I think that eliminating

I think that eliminating implicit type casting is the most important single action we can take to make dynamic languages more type-friendly. Designing the language to favor context-free algebraic types is also useful.

This leaves dynamic languages with a lot of freedom for 'dependent' types that we might not easily infer, e.g. a record can be understood as a map of text→value where the value type depends on the text's value. But we can try to incrementally improve the idiom coverage of a dependent type-checker or abstract interpreter.

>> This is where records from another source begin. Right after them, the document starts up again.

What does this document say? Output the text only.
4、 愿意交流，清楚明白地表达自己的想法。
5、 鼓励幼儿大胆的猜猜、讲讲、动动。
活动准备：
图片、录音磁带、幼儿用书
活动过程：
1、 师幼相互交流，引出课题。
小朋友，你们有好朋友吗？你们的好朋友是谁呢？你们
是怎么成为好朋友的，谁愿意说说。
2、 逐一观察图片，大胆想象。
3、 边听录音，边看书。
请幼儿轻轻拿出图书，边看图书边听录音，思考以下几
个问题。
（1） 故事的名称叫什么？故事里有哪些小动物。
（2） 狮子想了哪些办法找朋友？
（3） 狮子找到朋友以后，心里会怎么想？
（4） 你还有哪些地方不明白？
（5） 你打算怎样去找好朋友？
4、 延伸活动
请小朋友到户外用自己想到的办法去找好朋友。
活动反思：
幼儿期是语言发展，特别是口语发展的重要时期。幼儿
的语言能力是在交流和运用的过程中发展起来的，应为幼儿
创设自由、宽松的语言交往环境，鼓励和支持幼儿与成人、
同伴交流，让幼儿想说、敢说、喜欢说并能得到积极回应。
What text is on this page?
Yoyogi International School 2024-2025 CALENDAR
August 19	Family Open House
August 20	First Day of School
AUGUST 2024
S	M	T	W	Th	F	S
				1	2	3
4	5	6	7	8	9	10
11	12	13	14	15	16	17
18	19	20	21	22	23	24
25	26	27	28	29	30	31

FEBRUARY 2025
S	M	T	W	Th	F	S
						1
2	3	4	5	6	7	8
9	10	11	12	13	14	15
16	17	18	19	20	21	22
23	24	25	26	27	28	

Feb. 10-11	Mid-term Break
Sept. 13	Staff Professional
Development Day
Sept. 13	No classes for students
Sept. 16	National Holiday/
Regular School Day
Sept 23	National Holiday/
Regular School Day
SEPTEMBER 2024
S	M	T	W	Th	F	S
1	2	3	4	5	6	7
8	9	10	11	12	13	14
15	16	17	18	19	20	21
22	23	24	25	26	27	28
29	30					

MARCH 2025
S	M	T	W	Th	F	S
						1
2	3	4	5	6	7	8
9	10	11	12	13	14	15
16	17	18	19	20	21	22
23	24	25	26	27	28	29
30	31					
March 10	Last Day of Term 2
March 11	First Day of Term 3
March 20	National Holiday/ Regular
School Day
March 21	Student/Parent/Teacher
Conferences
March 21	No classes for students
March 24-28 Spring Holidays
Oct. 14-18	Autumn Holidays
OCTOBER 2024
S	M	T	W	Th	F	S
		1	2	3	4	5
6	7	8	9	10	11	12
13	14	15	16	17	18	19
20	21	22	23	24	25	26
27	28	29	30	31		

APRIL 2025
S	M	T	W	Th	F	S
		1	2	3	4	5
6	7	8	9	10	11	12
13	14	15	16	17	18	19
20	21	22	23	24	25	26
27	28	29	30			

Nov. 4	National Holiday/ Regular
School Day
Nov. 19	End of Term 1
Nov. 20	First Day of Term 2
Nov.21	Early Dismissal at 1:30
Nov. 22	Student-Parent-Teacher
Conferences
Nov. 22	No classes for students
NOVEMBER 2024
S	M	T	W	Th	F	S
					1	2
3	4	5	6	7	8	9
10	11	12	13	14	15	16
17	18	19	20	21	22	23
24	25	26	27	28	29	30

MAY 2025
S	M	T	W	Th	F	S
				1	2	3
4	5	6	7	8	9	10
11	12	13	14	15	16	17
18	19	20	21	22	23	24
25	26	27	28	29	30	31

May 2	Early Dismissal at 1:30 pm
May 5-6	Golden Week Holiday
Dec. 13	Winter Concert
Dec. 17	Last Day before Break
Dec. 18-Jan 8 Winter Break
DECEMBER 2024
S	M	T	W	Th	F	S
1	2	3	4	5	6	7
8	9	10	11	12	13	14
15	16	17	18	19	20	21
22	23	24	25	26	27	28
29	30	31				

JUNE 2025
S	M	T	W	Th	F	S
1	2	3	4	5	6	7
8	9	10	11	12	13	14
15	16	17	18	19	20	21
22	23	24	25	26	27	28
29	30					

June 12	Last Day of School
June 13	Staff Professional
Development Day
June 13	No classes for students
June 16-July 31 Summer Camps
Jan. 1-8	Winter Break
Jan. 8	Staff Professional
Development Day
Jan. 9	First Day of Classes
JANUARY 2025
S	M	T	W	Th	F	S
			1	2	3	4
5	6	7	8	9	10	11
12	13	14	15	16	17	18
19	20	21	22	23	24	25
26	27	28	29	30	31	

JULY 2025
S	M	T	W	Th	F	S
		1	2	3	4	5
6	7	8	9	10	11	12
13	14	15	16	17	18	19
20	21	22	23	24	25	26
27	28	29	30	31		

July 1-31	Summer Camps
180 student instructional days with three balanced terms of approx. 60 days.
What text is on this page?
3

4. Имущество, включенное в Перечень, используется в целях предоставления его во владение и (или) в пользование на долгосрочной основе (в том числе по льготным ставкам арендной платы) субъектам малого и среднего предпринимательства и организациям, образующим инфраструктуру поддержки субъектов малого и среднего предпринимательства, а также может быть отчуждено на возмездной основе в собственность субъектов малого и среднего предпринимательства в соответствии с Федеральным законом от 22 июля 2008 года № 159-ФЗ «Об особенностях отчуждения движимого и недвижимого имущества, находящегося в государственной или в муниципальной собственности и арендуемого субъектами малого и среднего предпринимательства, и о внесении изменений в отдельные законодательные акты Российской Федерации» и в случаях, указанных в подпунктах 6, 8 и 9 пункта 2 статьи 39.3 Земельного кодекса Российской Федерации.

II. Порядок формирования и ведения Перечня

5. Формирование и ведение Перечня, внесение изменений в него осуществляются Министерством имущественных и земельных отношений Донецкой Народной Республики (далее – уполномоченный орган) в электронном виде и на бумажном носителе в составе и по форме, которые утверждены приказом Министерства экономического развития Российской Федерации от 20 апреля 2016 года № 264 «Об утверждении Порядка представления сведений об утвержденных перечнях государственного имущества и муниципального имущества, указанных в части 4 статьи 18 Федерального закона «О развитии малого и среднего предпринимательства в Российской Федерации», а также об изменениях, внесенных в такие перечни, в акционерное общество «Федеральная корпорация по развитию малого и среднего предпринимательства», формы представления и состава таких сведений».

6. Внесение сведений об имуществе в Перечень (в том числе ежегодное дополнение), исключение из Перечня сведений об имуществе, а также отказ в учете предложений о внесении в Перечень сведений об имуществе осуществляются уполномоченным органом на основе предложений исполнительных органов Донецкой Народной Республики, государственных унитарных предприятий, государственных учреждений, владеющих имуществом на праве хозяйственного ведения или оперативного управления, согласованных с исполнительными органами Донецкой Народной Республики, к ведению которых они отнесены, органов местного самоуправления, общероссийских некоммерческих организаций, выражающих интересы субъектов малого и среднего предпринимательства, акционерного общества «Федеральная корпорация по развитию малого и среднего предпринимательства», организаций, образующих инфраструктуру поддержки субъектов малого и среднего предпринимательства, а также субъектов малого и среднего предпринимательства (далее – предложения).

Doing away with conventional code-hiding modularity would hypothetically be useful. Assuming visible-source dependencies we could support ad-hoc and rich static analysis. We could always annotate against deep analysis explicitly when we want to control it.

Recently converted a dynamically typed language to static...

I went through this experience recently with http://strlen.com/lobster

It was originally a dynamically typed language, but decided I wanted to see if I could make it statically typed, without doing too much damage to the dynamic nature of the large amounts of code already written.

It required an expressive type system (not just type inference, but also flow-sensitive function specialization). It still feels like pretty much the same language. Some details on the type system: https://htmlpreview.github.io/?https://raw.githubusercontent.com/aardappel/lobster/master/lobster/docs/type_checker.html

I was "lucky" that the dynamically typed version didn't have any "crazy" features like being able to dynamically insert new fields into arbitrary objects or generate code on the fly, so there wasn't too much code I had to limit in semantics.

Links

Lobster

Type system

Mooi dat je weer eens wat post, Wouter!

Dank.. het leek relevant :)

Dank.. het leek relevant :) Welke Marco is dit?